Why a Bad Economy is OK for the Cape League

by Greg in

The economy has led to a soggy outlook in sports.

Sports are generally what you get when you read the sports page. But these days news about the economic downturn (we will refrain from calling it a collapse) has migrated from the business page to the front page and now to the sports section.

News reports in recent weeks from The New York Times, The Wall Street Journal and elsewhere predict impacts in sports that range from small to dramatic. Support for new stadiums may decline and marketing deals to name those stadiums also are slowing.

Will the economy impact the Cape Cod Baseball League? I don't think so. At least not very much.

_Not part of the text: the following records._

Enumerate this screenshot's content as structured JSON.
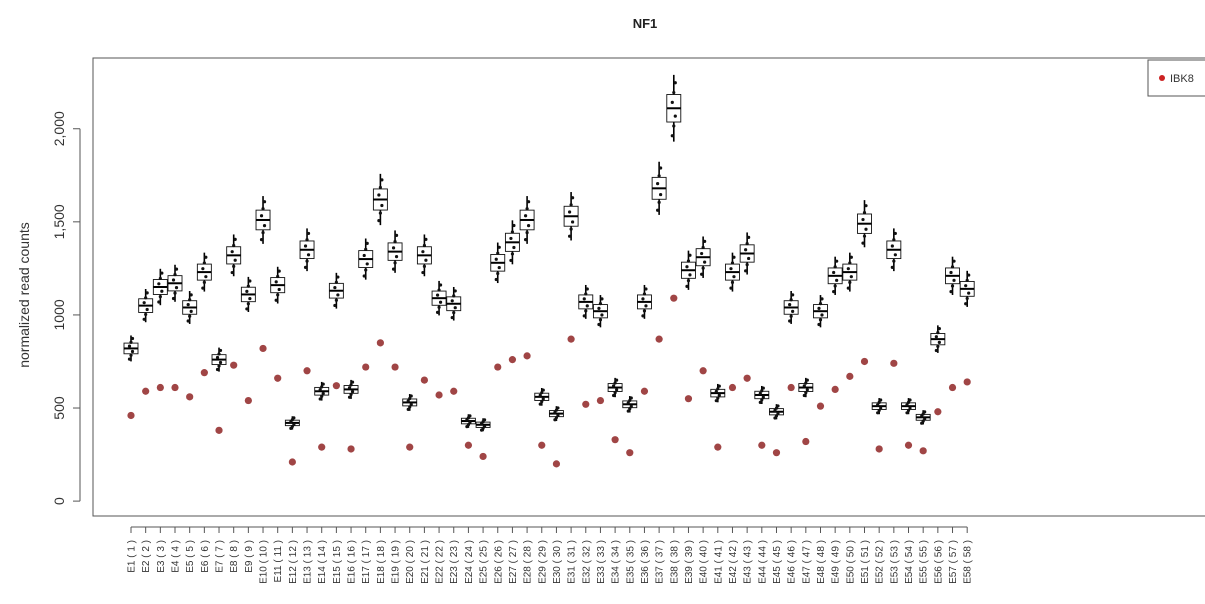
{
  "chart_data": {
    "type": "box",
    "title": "NF1",
    "xlabel": "",
    "ylabel": "normalized read counts",
    "ylim": [
      -80,
      2380
    ],
    "yticks": [
      0,
      500,
      1000,
      1500,
      2000
    ],
    "ytick_labels": [
      "0",
      "500",
      "1000",
      "1,500",
      "2,000"
    ],
    "legend": {
      "placement": "top-right",
      "entries": [
        {
          "label": "IBK8",
          "color": "#a04545"
        }
      ]
    },
    "colors": {
      "box": "#000000",
      "sample_point": "#a04545"
    },
    "categories": [
      "E1 ( 1 )",
      "E2 ( 2 )",
      "E3 ( 3 )",
      "E4 ( 4 )",
      "E5 ( 5 )",
      "E6 ( 6 )",
      "E7 ( 7 )",
      "E8 ( 8 )",
      "E9 ( 9 )",
      "E10 ( 10 )",
      "E11 ( 11 )",
      "E12 ( 12 )",
      "E13 ( 13 )",
      "E14 ( 14 )",
      "E15 ( 15 )",
      "E16 ( 16 )",
      "E17 ( 17 )",
      "E18 ( 18 )",
      "E19 ( 19 )",
      "E20 ( 20 )",
      "E21 ( 21 )",
      "E22 ( 22 )",
      "E23 ( 23 )",
      "E24 ( 24 )",
      "E25 ( 25 )",
      "E26 ( 26 )",
      "E27 ( 27 )",
      "E28 ( 28 )",
      "E29 ( 29 )",
      "E30 ( 30 )",
      "E31 ( 31 )",
      "E32 ( 32 )",
      "E33 ( 33 )",
      "E34 ( 34 )",
      "E35 ( 35 )",
      "E36 ( 36 )",
      "E37 ( 37 )",
      "E38 ( 38 )",
      "E39 ( 39 )",
      "E40 ( 40 )",
      "E41 ( 41 )",
      "E42 ( 42 )",
      "E43 ( 43 )",
      "E44 ( 44 )",
      "E45 ( 45 )",
      "E46 ( 46 )",
      "E47 ( 47 )",
      "E48 ( 48 )",
      "E49 ( 49 )",
      "E50 ( 50 )",
      "E51 ( 51 )",
      "E52 ( 52 )",
      "E53 ( 53 )",
      "E54 ( 54 )",
      "E55 ( 55 )",
      "E56 ( 56 )",
      "E57 ( 57 )",
      "E58 ( 58 )"
    ],
    "medians": [
      820,
      1050,
      1150,
      1170,
      1040,
      1230,
      760,
      1320,
      1110,
      1510,
      1160,
      420,
      1350,
      590,
      1130,
      600,
      1300,
      1620,
      1340,
      530,
      1320,
      1090,
      1060,
      430,
      410,
      1280,
      1390,
      1510,
      560,
      470,
      1530,
      1070,
      1020,
      610,
      520,
      1070,
      1680,
      2110,
      1240,
      1310,
      580,
      1230,
      1330,
      570,
      480,
      1040,
      610,
      1020,
      1210,
      1230,
      1490,
      510,
      1350,
      510,
      450,
      870,
      1210,
      1140
    ],
    "sample_values": [
      460,
      590,
      610,
      610,
      560,
      690,
      380,
      730,
      540,
      820,
      660,
      210,
      700,
      290,
      620,
      280,
      720,
      850,
      720,
      290,
      650,
      570,
      590,
      300,
      240,
      720,
      760,
      780,
      300,
      200,
      870,
      520,
      540,
      330,
      260,
      590,
      870,
      1090,
      550,
      700,
      290,
      610,
      660,
      300,
      260,
      610,
      320,
      510,
      600,
      670,
      750,
      280,
      740,
      300,
      270,
      480,
      610,
      640
    ]
  }
}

The Cape League operates in a niche that, in my view, is largely recession-resistant. Its teams have small, efficient front offices, therefore, they have low overhead expenses. There are no expensive player or coaching contracts. The ballparks are sized appropriately to consumer demand and they are multi-use facilities so others can share the cost of capital and operations, unlike a Yankee Stadium or Fenway Park.

Most importantly, the Cape League is situated in one of the most affluent tourism locations in the country. Those who can afford to vacation on Cape Cod, are unlikely to cancel vacations and long weekends on the Cape. Further, how many regions of the country have the baseball fan base of the Red Sox Nation? These people are going to the Cape and they are going to watch local baseball (while also tuning into the Sox game!)

And another thing. In rough economic times, people want cheap entertainment, and they don't want to travel far to get it. Where else can you see future major leaguers run around the bases in your town for almost nothing?

Sponsors are mostly home-grown. In other words, advertisers from the town know that a dollar spent in the local ballpark is reaching the intended audience.

There are areas, however, where an economic downturn can hurt the league and teams. Capital projects, like new ballparks or expansions, may be put off or even cancelled. If a team is for sale or anticipating bringing in new owners, those plans could end up on ice until things improve.

Under Armour, a big Cape sponsor, is an industry leader. While it's a consumer business that almost certainly will feel the decline in consumer confidence, their investment in the Cape League's All-Star game is a smart one. I would anticipate they increase rather than decrease their visibility.

Look for me next summer along the baselines. I'll have an extra hot dog and a brand new Anglers cap.